Marion Bataille『ABC3D』
まずタイトルがおしゃれ!
中身もとってもスタイリッシュ&エスプリにあふれています。
名前のとおり、ABC(=アルファベット)が3D(立体)で表現されたポップアップ絵本。
こちらは英語版ですが、文は無く、本当に「A」「B」「C」…の26文字が順番にとびだしてくるだけのシンプルな本。
白・黒・赤だけと、色づかいもシンプル。
最小限のものでいかに大きな驚きが生み出せるのかを見せてくれる、切れ味鋭い一冊です。
単に立体というのではなく、とびだし方・見せ方に一癖も二癖もあって、「やられた!」「そうきたか!」と膝を打つことうけあい。
こういう遊び心のある本って私は大好きです!
あんまりネタバレしてしまうと面白さを削ぐので控えめに語りますが、C・Dとか、O・P・Q・Rの並びとか、V・Wとかの「順番」をうまく使った表現など秀逸です。

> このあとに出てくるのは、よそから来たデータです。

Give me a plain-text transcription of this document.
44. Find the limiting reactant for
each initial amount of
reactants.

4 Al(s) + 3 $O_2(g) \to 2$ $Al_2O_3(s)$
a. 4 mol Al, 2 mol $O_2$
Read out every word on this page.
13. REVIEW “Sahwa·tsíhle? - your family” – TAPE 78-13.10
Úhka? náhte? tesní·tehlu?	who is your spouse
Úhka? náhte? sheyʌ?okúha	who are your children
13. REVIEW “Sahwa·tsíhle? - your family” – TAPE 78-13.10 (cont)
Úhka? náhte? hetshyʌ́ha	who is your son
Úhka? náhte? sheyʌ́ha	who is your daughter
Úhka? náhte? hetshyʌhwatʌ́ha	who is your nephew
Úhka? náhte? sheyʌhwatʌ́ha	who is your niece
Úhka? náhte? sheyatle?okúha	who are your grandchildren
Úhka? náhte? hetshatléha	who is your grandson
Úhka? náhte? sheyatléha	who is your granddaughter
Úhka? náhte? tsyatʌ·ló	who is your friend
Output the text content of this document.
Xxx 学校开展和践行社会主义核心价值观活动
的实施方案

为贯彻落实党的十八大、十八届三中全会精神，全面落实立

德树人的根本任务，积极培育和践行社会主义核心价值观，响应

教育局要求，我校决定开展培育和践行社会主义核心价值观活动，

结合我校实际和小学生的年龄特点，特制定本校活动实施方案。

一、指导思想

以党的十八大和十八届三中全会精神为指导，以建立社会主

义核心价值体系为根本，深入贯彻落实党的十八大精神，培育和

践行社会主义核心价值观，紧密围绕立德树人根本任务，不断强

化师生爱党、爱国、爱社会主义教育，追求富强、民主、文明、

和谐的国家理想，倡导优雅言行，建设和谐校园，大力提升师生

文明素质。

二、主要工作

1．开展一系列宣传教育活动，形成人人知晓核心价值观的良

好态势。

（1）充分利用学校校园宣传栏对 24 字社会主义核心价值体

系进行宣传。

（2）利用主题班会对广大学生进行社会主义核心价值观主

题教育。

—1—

日本語版(表紙だけの違いのように見えます)について、絵本ナビのサイトで写真が紹介されていましたので、リンク先を見ると雰囲気が伝わるかと思います。
日本語版は大日本絵画から出ていて、現在は英語版より安いです。
でも、表紙に「ポップアップ見本帖」と印刷されていて、ちょっと野暮ったい…と正直思います。
せっかくの洗練された本なので、英語版で究極のシンプルを味わう方が私としてはおすすめです。
英語版は以前と版が変わったようで(出版社も違う)、現在販売されているものは、冒頭の写真のように表紙デザインが違います(私が持っている古い英語版は日本語版とほぼ同じデザイン)。
この新しい英語版は、表紙がレンチキュラー印刷(見る角度を変えると絵が変わる)になっていて、ABCDと変化するようです。そのプレミアム感も含め、英語版は魅力的です。
実は、著者の公式サイトで全編公開した動画があります!
でもあえてリンクは貼りません。(見たい方は ”Marion Bataille”で検索してみてください)
歌入りでおしゃれな動画ですが、動きが早送りでせわしなく、何だか魅力が伝わりにくいように感じるのです…。先に動画で内容を知ってしまうのはもったいない。
やっぱり実物を見て、その驚きを味わっていただきたいです!
なお、バタイユのポップアップにはほかに、丸と直線(0と1)と平行折りしかけ(ごく基本的なしかけ)のみで10までの数字を形づくる『numéro』(日本語版『ナンバー』)、数字がくるりと別の数字に変化する『10』があり、いずれもシンプルで知的な面白さがあります。
こちらもおすすめですが、少し地味でマニア向けな気もするので、最初の1冊ならやはり『ABC3D』が最適かなと思います。